42nd Annual Meeting, Textiles Session, May 30th, “Managing Sustainability of Light Sensitive Collections” by Stefan Michalski

Stefan Michalski began his presentation with a dramatic use of neckties. He held up 2 neckties – 1 with the colors very faded – and spoke about the common concern about potential color change and loss for textile objects on exhibition. He then went on to discuss the assumptions that are made about light levels, exhibition schedules, and gallery rotations. His presentation focused on the complex choices that conservators must make to protect collections from color change and loss, while also making them accessible.
Most of the presentation focused on a dilemma: should we rotate an entire collection or display half the collection and preserve the other half in storage. From which system will the most people gain the most benefit from the collection? The rotation system allows twice as many people to have access to the collection, but leads to irreversible damage to the entire collection over time. The half-and-half system allows fewer people to have access to the collection, but might be considered more sustainable since half the collection would be fully preserved.
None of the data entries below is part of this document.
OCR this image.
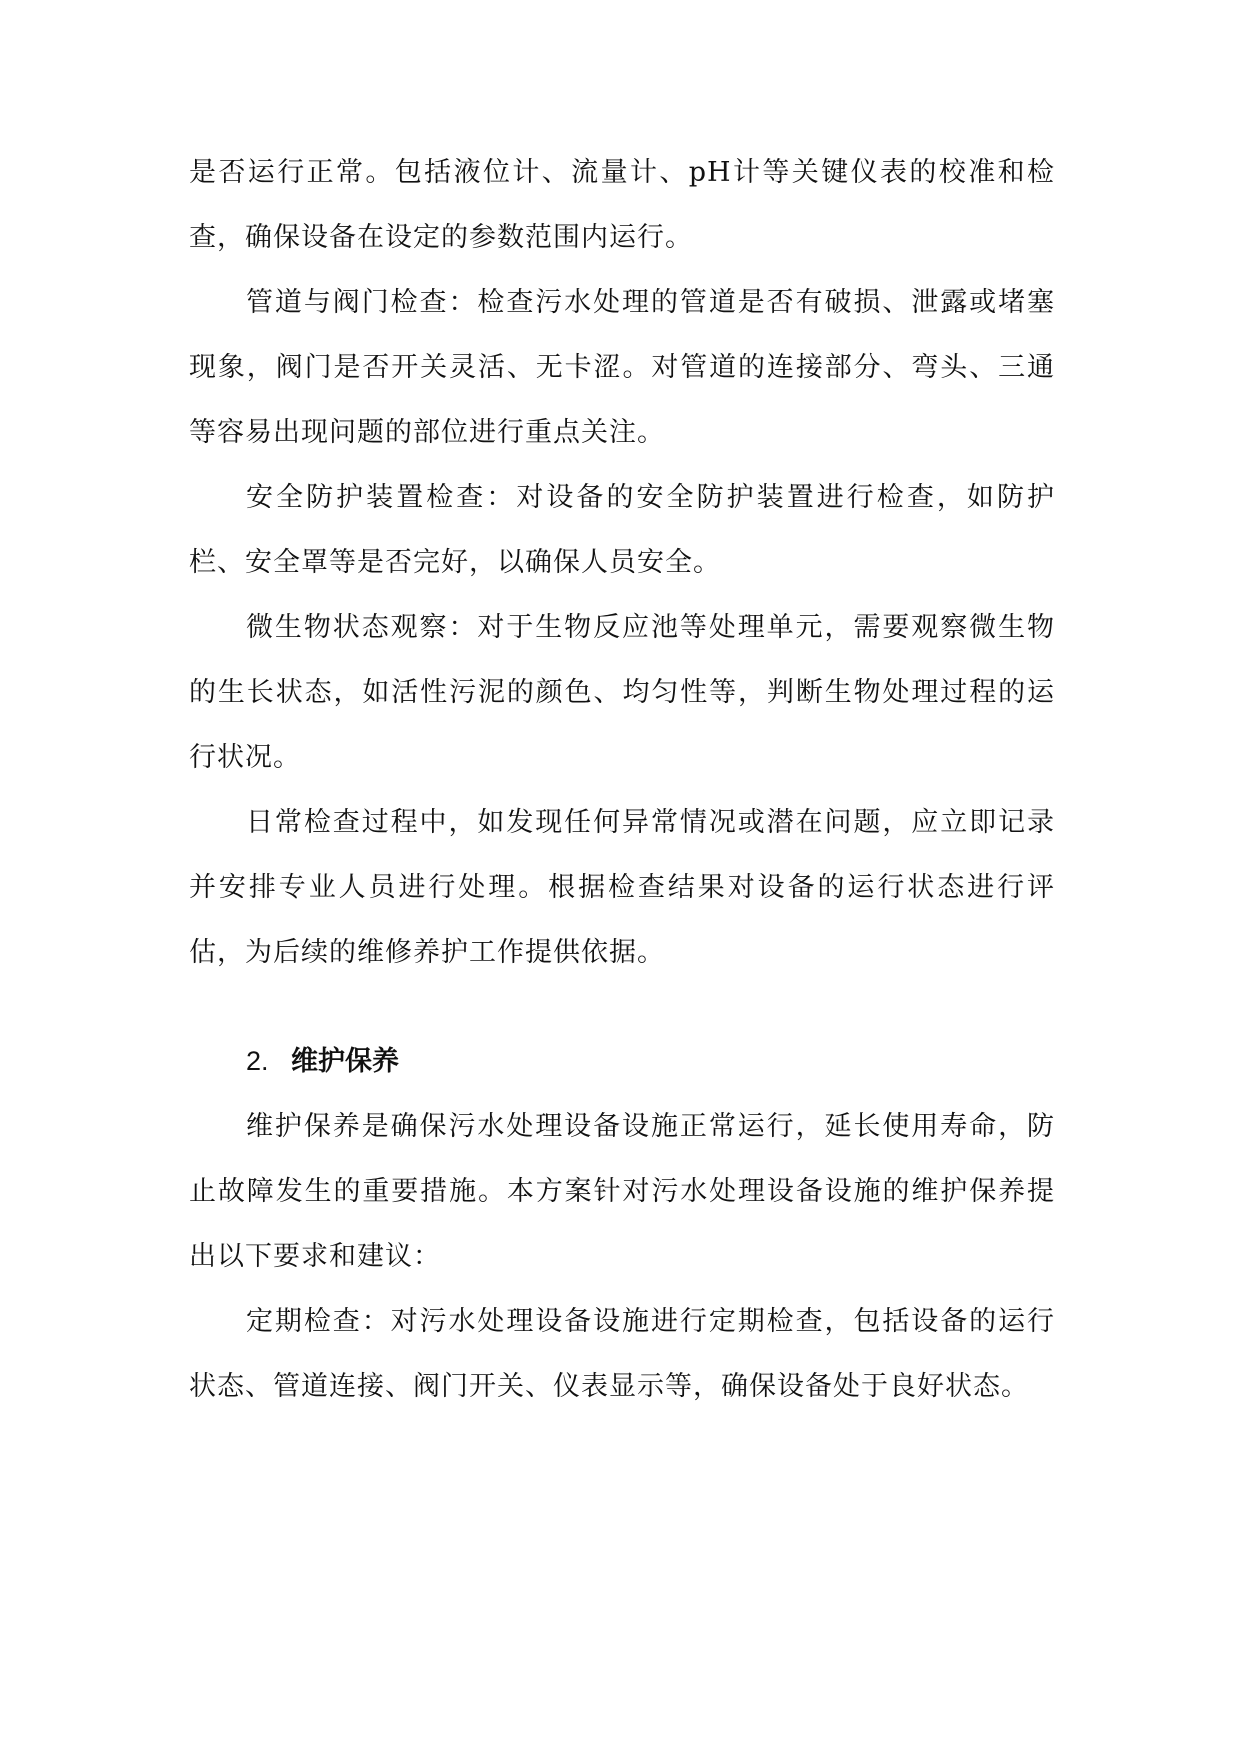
是否运行正常。包括液位计、流量计、pH计等关键仪表的校准和检查，确保设备在设定的参数范围内运行。

管道与阀门检查：检查污水处理的管道是否有破损、泄露或堵塞现象，阀门是否开关灵活、无卡涩。对管道的连接部分、弯头、三通等容易出现问题的部位进行重点关注。

安全防护装置检查：对设备的安全防护装置进行检查，如防护栏、安全罩等是否完好，以确保人员安全。

微生物状态观察：对于生物反应池等处理单元，需要观察微生物的生长状态，如活性污泥的颜色、均匀性等，判断生物处理过程的运行状况。

日常检查过程中，如发现任何异常情况或潜在问题，应立即记录并安排专业人员进行处理。根据检查结果对设备的运行状态进行评估，为后续的维修养护工作提供依据。

2. 维护保养

维护保养是确保污水处理设备设施正常运行，延长使用寿命，防止故障发生的重要措施。本方案针对污水处理设备设施的维护保养提出以下要求和建议：

定期检查：对污水处理设备设施进行定期检查，包括设备的运行状态、管道连接、阀门开关、仪表显示等，确保设备处于良好状态。
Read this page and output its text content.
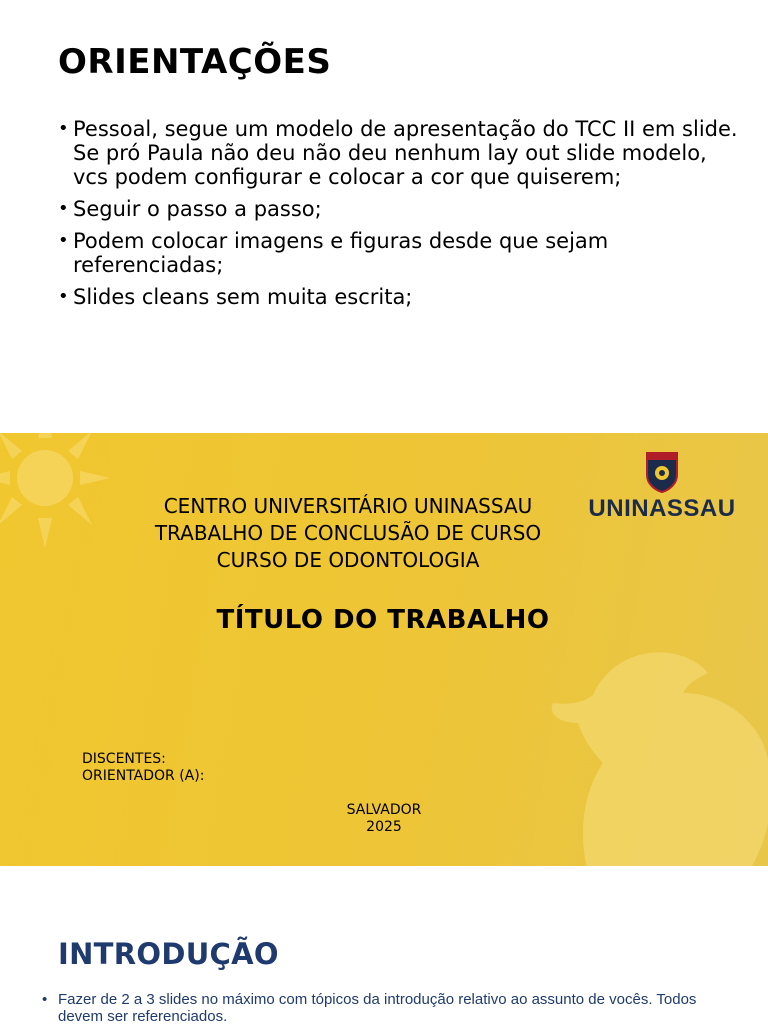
ORIENTAÇÕES
• Pessoal, segue um modelo de apresentação do TCC II em slide. Se pró Paula não deu não deu nenhum lay out slide modelo, vcs podem configurar e colocar a cor que quiserem;
• Seguir o passo a passo;
• Podem colocar imagens e figuras desde que sejam referenciadas;
• Slides cleans sem muita escrita;
CENTRO UNIVERSITÁRIO UNINASSAU
TRABALHO DE CONCLUSÃO DE CURSO
CURSO DE ODONTOLOGIA
TÍTULO DO TRABALHO
DISCENTES:
ORIENTADOR (A):
SALVADOR
2025
UNINASSAU
INTRODUÇÃO
• Fazer de 2 a 3 slides no máximo com tópicos da introdução relativo ao assunto de vocês. Todos devem ser referenciados.
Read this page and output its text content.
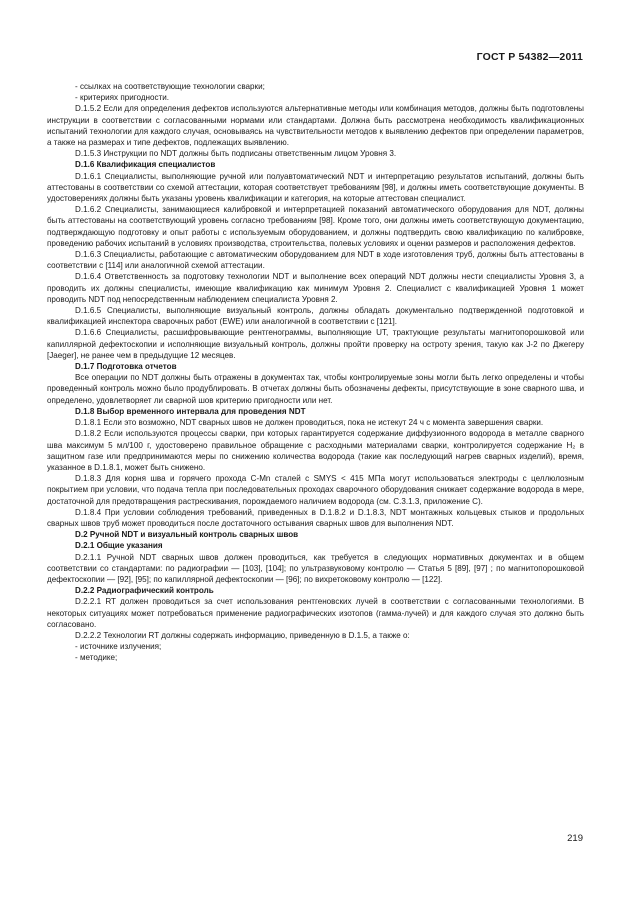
ГОСТ Р 54382—2011

- ссылках на соответствующие технологии сварки;

- критериях пригодности.

D.1.5.2 Если для определения дефектов используются альтернативные методы или комбинация методов, должны быть подготовлены инструкции в соответствии с согласованными нормами или стандартами. Должна быть рассмотрена необходимость квалификационных испытаний технологии для каждого случая, основываясь на чувствительности методов к выявлению дефектов при определении параметров, а также на размерах и типе дефектов, подлежащих выявлению.

D.1.5.3 Инструкции по NDT должны быть подписаны ответственным лицом Уровня 3.

D.1.6 Квалификация специалистов

D.1.6.1 Специалисты, выполняющие ручной или полуавтоматический NDT и интерпретацию результатов испытаний, должны быть аттестованы в соответствии со схемой аттестации, которая соответствует требованиям [98], и должны иметь соответствующие документы. В удостоверениях должны быть указаны уровень квалификации и категория, на которые аттестован специалист.

D.1.6.2 Специалисты, занимающиеся калибровкой и интерпретацией показаний автоматического оборудования для NDT, должны быть аттестованы на соответствующий уровень согласно требованиям [98]. Кроме того, они должны иметь соответствующую документацию, подтверждающую подготовку и опыт работы с используемым оборудованием, и должны подтвердить свою квалификацию по калибровке, проведению рабочих испытаний в условиях производства, строительства, полевых условиях и оценки размеров и расположения дефектов.

D.1.6.3 Специалисты, работающие с автоматическим оборудованием для NDT в ходе изготовления труб, должны быть аттестованы в соответствии с [114] или аналогичной схемой аттестации.

D.1.6.4 Ответственность за подготовку технологии NDT и выполнение всех операций NDT должны нести специалисты Уровня 3, а проводить их должны специалисты, имеющие квалификацию как минимум Уровня 2. Специалист с квалификацией Уровня 1 может проводить NDT под непосредственным наблюдением специалиста Уровня 2.

D.1.6.5 Специалисты, выполняющие визуальный контроль, должны обладать документально подтвержденной подготовкой и квалификацией инспектора сварочных работ (EWE) или аналогичной в соответствии с [121].

D.1.6.6 Специалисты, расшифровывающие рентгенограммы, выполняющие UT, трактующие результаты магнитопорошковой или капиллярной дефектоскопии и исполняющие визуальный контроль, должны пройти проверку на остроту зрения, такую как J-2 по Джегеру [Jaeger], не ранее чем в предыдущие 12 месяцев.

D.1.7 Подготовка отчетов

Все операции по NDT должны быть отражены в документах так, чтобы контролируемые зоны могли быть легко определены и чтобы проведенный контроль можно было продублировать. В отчетах должны быть обозначены дефекты, присутствующие в зоне сварного шва, и определено, удовлетворяет ли сварной шов критерию пригодности или нет.

D.1.8 Выбор временного интервала для проведения NDT

D.1.8.1 Если это возможно, NDT сварных швов не должен проводиться, пока не истекут 24 ч с момента завершения сварки.

D.1.8.2 Если используются процессы сварки, при которых гарантируется содержание диффузионного водорода в металле сварного шва максимум 5 мл/100 г, удостоверено правильное обращение с расходными материалами сварки, контролируется содержание H₂ в защитном газе или предпринимаются меры по снижению количества водорода (такие как последующий нагрев сварных изделий), время, указанное в D.1.8.1, может быть снижено.

D.1.8.3 Для корня шва и горячего прохода C-Mn сталей с SMYS < 415 МПа могут использоваться электроды с целлюлозным покрытием при условии, что подача тепла при последовательных проходах сварочного оборудования снижает содержание водорода в мере, достаточной для предотвращения растрескивания, порождаемого наличием водорода (см. C.3.1.3, приложение C).

D.1.8.4 При условии соблюдения требований, приведенных в D.1.8.2 и D.1.8.3, NDT монтажных кольцевых стыков и продольных сварных швов труб может проводиться после достаточного остывания сварных швов для выполнения NDT.

D.2 Ручной NDT и визуальный контроль сварных швов

D.2.1 Общие указания

D.2.1.1 Ручной NDT сварных швов должен проводиться, как требуется в следующих нормативных документах и в общем соответствии со стандартами: по радиографии — [103], [104]; по ультразвуковому контролю — Статья 5 [89], [97] ; по магнитопорошковой дефектоскопии — [92], [95]; по капиллярной дефектоскопии — [96]; по вихретоковому контролю — [122].

D.2.2 Радиографический контроль

D.2.2.1 RT должен проводиться за счет использования рентгеновских лучей в соответствии с согласованными технологиями. В некоторых ситуациях может потребоваться применение радиографических изотопов (гамма-лучей) и для каждого случая это должно быть согласовано.

D.2.2.2 Технологии RT должны содержать информацию, приведенную в D.1.5, а также о:

- источнике излучения;

- методике;

219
He concluded that the practice of rotating objects on display might be considered shortsighted, and to the advantage of living generations of museum visitors. Over the next couple hundred years, this practice could lead to entire collections become equally faded. The museum visitors and scholars in the more distant future would not have any pristine textiles to examine – only faded textiles would be available. He suggested that the newest pieces in a collection might actually be the most fragile from a color damage perspective; a textile with pristine colors might be more likely to experience fading than one that has already had significant exposure and has reached a plateau of fading. His final comment to the audience was that conservators should carefully consider the value of experiencing pristine textiles, and question if we owe this experience to generations in the far future.